Foi a ilusão de estarmos no alto que nos arrastou para a queda. Mas só notámos que estávamos a cair quando já nos encontrávamos no chão.
4. Pensávamos que a prosperidade era irreversível e que o crescimento seria infinito. Mas como é que num mundo finito poderia haver um crescimento infinito?
Faltou-nos pois compreender que a austeridade é, obviamente, limitadora, mas o crescimento também não é ilimitado.
5. E, no entanto, parece que ainda não aprendemos.
O nervo da crise, segundo Antonio Gramsci, reside particularmente nesta indefinição, nesta nostalgia: «Uma crise consiste no facto de que o que é velho já morreu e o que é novo ainda não conseguiu nascer».
6. Estranho é que, em vez do procurarmos o novo, pretendamos revivescer o antigo: o padrão de vida antigo, um padrão gastador.

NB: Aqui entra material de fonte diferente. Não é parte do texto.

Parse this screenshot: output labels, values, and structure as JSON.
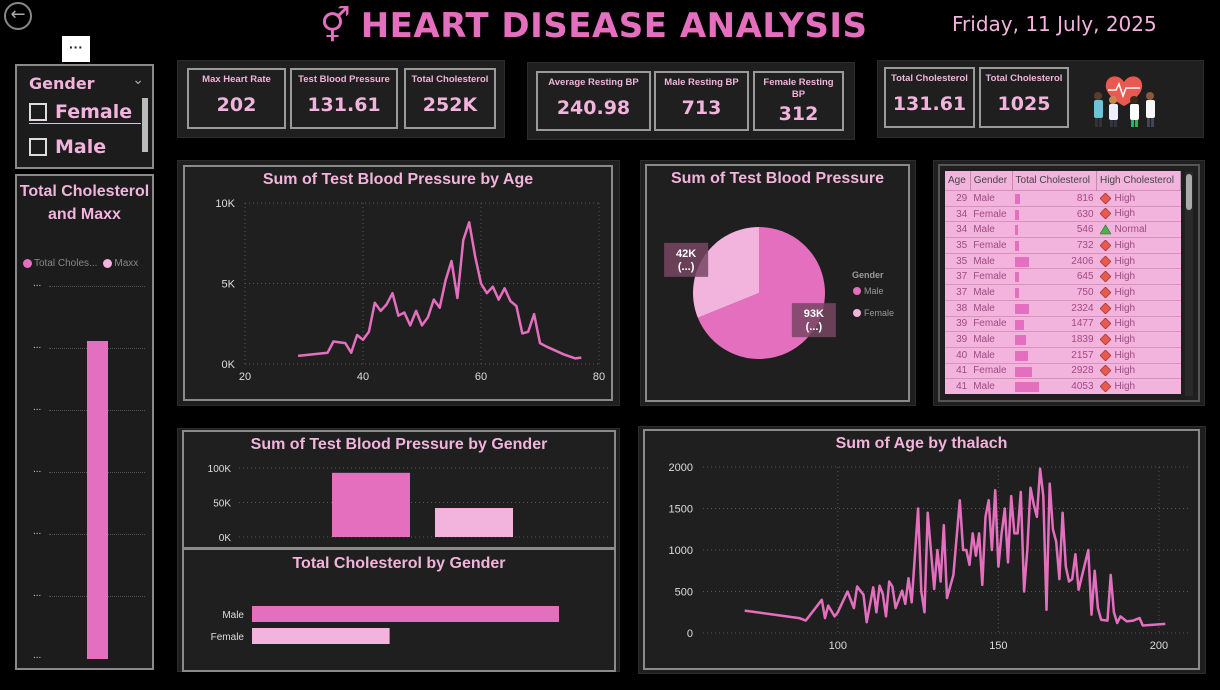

Trata-se de um padrão assente mais no dinheiro fácil do que na educação difícil. Trata-se, em suma, de um padrão que faz da educação um meio de ascender ao dinheiro quando devia fazer do dinheiro um meio de crescer na educação.
7. Achamos que saber é apenas conhecer. E presumimos que saber é sobretudo possuir.
Devíamos aproveitar esta situação para deixar o mesmo e para apostar no diferente.
8. Quando Sofocleto dizia que «o saber é a parte mais considerável da felicidade», não estava certamente a pensar no saber ter.
Saber é mais do que saber ter. Saber é também saber acolher, saber ouvir, saber dizer, saber estar, saber viver. Afinal, quem não sabe viver saberá alguma coisa?
9. Não deixemos que a crise vença as pessoas. Façamos tudo para que as pessoas vençam a crise.
Não seremos mais felizes se todos tiverem acesso ao essencial? Como poderemos ser felizes quando alguns têm acesso a quase tudo deixando outros com quase nada?
10. Enfim, a crise é um problema. Saberemos transformá-la em oportunidade? Há medidas no exterior. Mas urgente é trabalhar o interior. Se olharmos mais para dentro, poderemos chegar (muito) mais longe.
Uma vida modesta não é — necessariamente — uma vida funesta. A simplicidade até pode catapultar-nos para a felicidade!